Interpretive Summary: Identification of genes from psyllids provides new approaches to reduce these serious agricultural insect pests. Psyllids transmit bacterial pathogens of many important fruit and vegetable crops. The potato psyllid is an insect pest of Solanaceous plants, like potato and tomato, and has recently become of interest because of its association with Zebra Chip, an immerging potato disease in the US. Genomic information on the potato psyllid is limited but could be used to develop novel management strategies for the insect and the disease. To that end, genetic information was isolated from these insects. We identified genes which function in structure and muscle, neurological and reproductive developmental processes, stress response, and primary metabolism. We also identified the presence of microbial, viral and fungal symbionts or pathogens in the potato psyllid. Psyllid specific sequences were selected which affect psyllid development and reproduction for further evaluations as candidates for use in RNA-interference approaches to suppress psyllid populations and subsequently reduce the spread of bacteria transmission in the field.

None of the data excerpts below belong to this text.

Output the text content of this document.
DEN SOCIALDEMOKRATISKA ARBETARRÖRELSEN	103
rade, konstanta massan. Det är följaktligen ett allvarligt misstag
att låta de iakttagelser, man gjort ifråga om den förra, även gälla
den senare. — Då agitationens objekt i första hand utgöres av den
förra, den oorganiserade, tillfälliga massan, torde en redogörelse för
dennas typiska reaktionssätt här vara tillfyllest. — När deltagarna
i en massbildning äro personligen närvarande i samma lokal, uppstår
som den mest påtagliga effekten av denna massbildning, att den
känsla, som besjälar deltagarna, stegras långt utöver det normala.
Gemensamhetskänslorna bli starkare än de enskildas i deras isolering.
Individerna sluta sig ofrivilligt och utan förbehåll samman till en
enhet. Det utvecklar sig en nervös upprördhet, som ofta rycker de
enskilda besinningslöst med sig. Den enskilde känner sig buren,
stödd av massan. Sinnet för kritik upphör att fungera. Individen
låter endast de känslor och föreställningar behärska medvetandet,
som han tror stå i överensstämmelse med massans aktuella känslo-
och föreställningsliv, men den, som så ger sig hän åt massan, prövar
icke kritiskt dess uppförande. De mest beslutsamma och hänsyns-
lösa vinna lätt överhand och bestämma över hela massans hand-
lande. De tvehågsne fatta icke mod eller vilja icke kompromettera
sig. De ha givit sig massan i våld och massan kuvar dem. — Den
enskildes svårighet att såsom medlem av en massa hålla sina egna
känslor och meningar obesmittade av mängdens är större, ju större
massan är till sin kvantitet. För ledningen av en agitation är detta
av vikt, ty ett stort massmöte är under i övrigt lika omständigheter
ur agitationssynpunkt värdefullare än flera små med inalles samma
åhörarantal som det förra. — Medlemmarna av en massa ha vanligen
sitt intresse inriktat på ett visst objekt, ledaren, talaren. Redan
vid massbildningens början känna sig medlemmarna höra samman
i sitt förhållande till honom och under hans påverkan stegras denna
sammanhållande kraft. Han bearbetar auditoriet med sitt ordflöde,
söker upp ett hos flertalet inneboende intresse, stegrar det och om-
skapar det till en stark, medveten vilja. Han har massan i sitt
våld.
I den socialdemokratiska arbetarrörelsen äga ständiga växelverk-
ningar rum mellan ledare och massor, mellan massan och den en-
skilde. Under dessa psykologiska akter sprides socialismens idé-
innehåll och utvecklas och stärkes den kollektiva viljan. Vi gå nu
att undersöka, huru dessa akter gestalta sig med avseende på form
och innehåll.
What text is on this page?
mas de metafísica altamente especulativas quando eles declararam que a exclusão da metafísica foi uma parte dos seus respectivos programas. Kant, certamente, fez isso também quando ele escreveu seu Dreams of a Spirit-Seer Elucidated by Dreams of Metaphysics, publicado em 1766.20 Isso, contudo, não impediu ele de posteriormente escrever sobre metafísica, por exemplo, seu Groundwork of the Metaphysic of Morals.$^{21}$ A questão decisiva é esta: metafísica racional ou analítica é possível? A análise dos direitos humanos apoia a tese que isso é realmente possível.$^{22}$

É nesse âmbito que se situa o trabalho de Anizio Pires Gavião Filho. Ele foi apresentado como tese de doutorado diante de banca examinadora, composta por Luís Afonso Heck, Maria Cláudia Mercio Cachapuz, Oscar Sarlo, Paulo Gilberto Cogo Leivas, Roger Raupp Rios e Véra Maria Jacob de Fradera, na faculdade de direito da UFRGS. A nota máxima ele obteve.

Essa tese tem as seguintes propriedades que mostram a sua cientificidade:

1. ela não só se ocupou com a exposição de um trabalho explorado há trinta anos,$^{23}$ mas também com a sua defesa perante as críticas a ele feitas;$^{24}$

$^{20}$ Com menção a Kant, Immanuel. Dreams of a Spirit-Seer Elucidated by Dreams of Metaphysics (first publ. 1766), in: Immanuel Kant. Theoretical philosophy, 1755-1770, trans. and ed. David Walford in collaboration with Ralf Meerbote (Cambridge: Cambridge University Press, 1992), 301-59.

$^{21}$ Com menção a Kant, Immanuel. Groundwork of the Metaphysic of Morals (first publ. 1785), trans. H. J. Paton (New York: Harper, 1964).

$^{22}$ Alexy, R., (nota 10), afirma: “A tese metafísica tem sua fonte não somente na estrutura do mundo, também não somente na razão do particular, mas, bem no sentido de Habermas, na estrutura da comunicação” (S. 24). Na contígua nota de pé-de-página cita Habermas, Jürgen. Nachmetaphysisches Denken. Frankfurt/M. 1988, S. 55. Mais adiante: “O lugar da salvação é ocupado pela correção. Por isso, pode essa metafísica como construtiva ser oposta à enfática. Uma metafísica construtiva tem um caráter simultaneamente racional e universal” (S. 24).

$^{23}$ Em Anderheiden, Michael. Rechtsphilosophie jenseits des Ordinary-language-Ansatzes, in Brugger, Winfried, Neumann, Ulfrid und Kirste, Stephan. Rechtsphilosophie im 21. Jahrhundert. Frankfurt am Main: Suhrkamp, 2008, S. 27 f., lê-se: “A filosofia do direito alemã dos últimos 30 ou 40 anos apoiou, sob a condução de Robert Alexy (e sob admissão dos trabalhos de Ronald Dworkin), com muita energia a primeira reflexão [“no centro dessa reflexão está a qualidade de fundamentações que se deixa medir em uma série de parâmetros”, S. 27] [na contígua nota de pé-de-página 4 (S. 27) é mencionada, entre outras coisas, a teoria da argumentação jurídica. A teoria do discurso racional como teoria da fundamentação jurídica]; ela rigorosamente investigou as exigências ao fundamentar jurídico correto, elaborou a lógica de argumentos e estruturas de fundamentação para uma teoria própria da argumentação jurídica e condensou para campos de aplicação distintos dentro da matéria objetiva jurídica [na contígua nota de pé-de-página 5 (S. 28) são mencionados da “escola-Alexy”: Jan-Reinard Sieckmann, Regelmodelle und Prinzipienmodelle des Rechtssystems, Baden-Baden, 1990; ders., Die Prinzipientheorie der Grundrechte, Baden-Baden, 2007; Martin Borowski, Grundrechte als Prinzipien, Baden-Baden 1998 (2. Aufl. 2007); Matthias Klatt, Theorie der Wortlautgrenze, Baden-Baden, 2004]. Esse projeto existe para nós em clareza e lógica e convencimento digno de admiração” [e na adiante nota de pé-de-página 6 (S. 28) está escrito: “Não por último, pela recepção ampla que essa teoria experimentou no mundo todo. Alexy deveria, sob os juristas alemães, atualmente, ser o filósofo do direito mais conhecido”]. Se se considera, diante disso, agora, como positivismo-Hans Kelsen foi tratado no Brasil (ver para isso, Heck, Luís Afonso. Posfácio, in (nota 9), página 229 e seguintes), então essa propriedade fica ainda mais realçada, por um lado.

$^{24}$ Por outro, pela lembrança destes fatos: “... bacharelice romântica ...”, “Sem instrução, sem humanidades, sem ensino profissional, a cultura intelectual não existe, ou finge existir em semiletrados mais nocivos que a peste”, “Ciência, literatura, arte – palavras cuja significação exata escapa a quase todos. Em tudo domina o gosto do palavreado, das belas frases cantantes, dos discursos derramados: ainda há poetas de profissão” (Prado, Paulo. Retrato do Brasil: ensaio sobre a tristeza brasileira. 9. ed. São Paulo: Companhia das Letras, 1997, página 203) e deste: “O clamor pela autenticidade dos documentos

Technical Abstract: A genomics approach was used to identify genes from the transcriptome of the potato psyllid, Bactericera cockerelli (Hemiptera: Psyllidae). Psyllids have gained attention due to the bacterial pathogens they transmit within the Candidatus Liberibacter species complex, which limits production of many important fruit and vegetable crops. The potato psyllid feeds primarily from Solanaceous plants, like potato and tomato and is the vector of Can. Liberibacter psyllaurous associated with Zebra Chip, an emerging potato disease in the US. Genomic information on the potato psyllid is limited but could be used to develop novel management strategies for the insect and the disease. To that end, genetic information was isolated from these insects. The cDNA libraries were prepared for the 5th instar and adult life stages using the Roche 454 platform sequencing. Within the 106K plus sequences were significant homologies for house-keeping genes, as well as reproductive and developmental processes, stress response, ion transporters, nucleic acid binding and primary metabolism. Sequences aligning to microbes included (Mycobacterium, Xanthomonas, Dictyostelium, Wigglesworthia, Corynebacterium), virus (Eggplant mosaic virus, Enterobacteria phage, Pepper mild mottle virus, Zucchini yellow mosaic virus) and fungi (Emericella, Encephalitozoon, Aspergillus) along with known symbionts. Genomic data was submitted to the public database at NCBI, http://www.ncbi.nlm.nih.gov/sites/entrez?Db=genomeprj&cmd=ShowDetailView&TermToSearch=29473 and at the International Psyllid Genome Consortium database, http://www.uttyler.edu/psyllidgenomics/Home.html. From these data psyllid specific sequences were selected which affect psyllid development and reproduction for further evaluations as candidates for use in RNA-interference approaches to suppress psyllid populations and subsequently bacterium transmission.